Managers at Nebraska-area nonprofits responding to a recent survey anticipate losing $15.5 million in 2021 due to COVID-19. And while about one-third feel more stable compared to March 2020, 16% said they feel less stable.
“Although full impact of the COVID-19 pandemic is still unfolding, it has already laid bare deep inequities and the human and the economic toll of years of under-investment in critical systems and needs — including nonprofits and the people and communities they serve,” according to “Pulse Poll #4: The COVID-19 Crisis in Nebraska and Southwest Iowa’s Nonprofit Community,” a survey conducted in April by the Nonprofit Association of the Midlands (NAM).

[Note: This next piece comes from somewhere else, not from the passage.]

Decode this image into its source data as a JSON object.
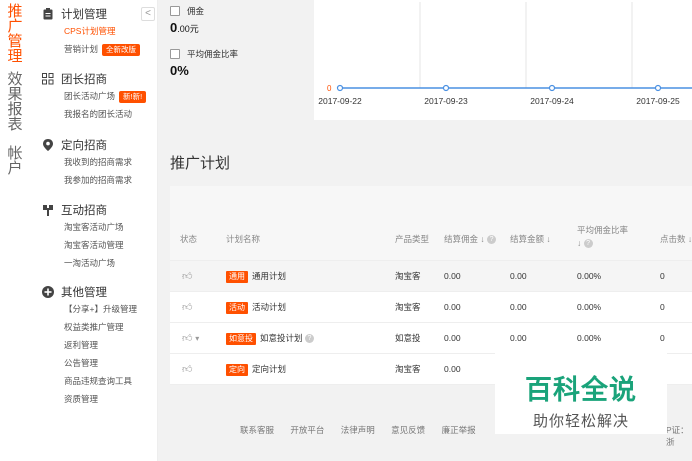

The majority (56%) of more than 13,000 nonprofits in Nebraska operate with less than $250,000 in net assets, according to the Omaha-based NAM, which serves Nebraska and Western Iowa. One in 11 Nebraskans work for a nonprofit and many of the organizations serve those individuals hit hardest by job loss as a result of the pandemic.
“Times of crisis underscore the continuing importance of nonprofits, as providers of immediate care and assistance, economic stability, spiritual comfort, news, education, mental health counseling, environmental stewardship, outlets of grief, hope and inspiration, and as a strong partners in developing short-and long-term solutions to address inequity and comprehensive social problems.”
More than one-quarter of the 159 nonprofits surveyed said they have six to 12 months of cash reserves on hand and 37% said they have four to six months. Only 18% said they have more than 12 months of cash on hand, the same percentage that said they have only one to three months on hand.
“Past experience has shown that economic downturns typically hit nonprofits immediately, while economic recovery reaches the nonprofit community much later than other sectors,” according to the eight-page report. “After many years of underfunding of vital infrastructure and supports, a significant infusion of funds is needed now, and more will be needed for the long term.”
Most nonprofits anticipate being back to pre-covid stability in the next 12 to 24 months but that timeline varied across the sector.
There were five positive outcomes from COVID-19 identified in the poll results:
- Virtual programming and training;
- Expanding services;
- Increased collaboration; and,
- Flexibility that led to innovation.
Almost half of respondents canceled programs or events, with a corresponding reduction in revenue, this past April, compared with 84% in the March 2020 poll.
Budgetary implications related to strains on the economy remain high among respondents, at 64% this past spring, compared with 70% a year earlier. The impact of COVID also continues on the distribution of services to clients and communities (53% in 2021, 69% in 2020) and of supplies or services provided by partners (30% versus 40% last year). Increased and sustained staff and volunteer absences were down to 39% among respondents, from 51% at the start of the pandemic.
More than 50% nonprofits polled in March 2020 said they canceled a major event or fundraiser because of the crisis. When polled in April 2021, less than one in five said they canceled a major event or fundraiser. Moving events or fundraisers online occurred at about the same pace, with 20% of nonprofits saying they did so in March 2020 compared with 21% in April 2021.
When will Nebraska-area nonprofits return to a physical office space? More than a third said they are already back in their physical space but 14% said they never left a physical space. About 8% said they never had a physical space while 7% anticipate a return in fall 2021 and 2% anticipated a spring 2021 return.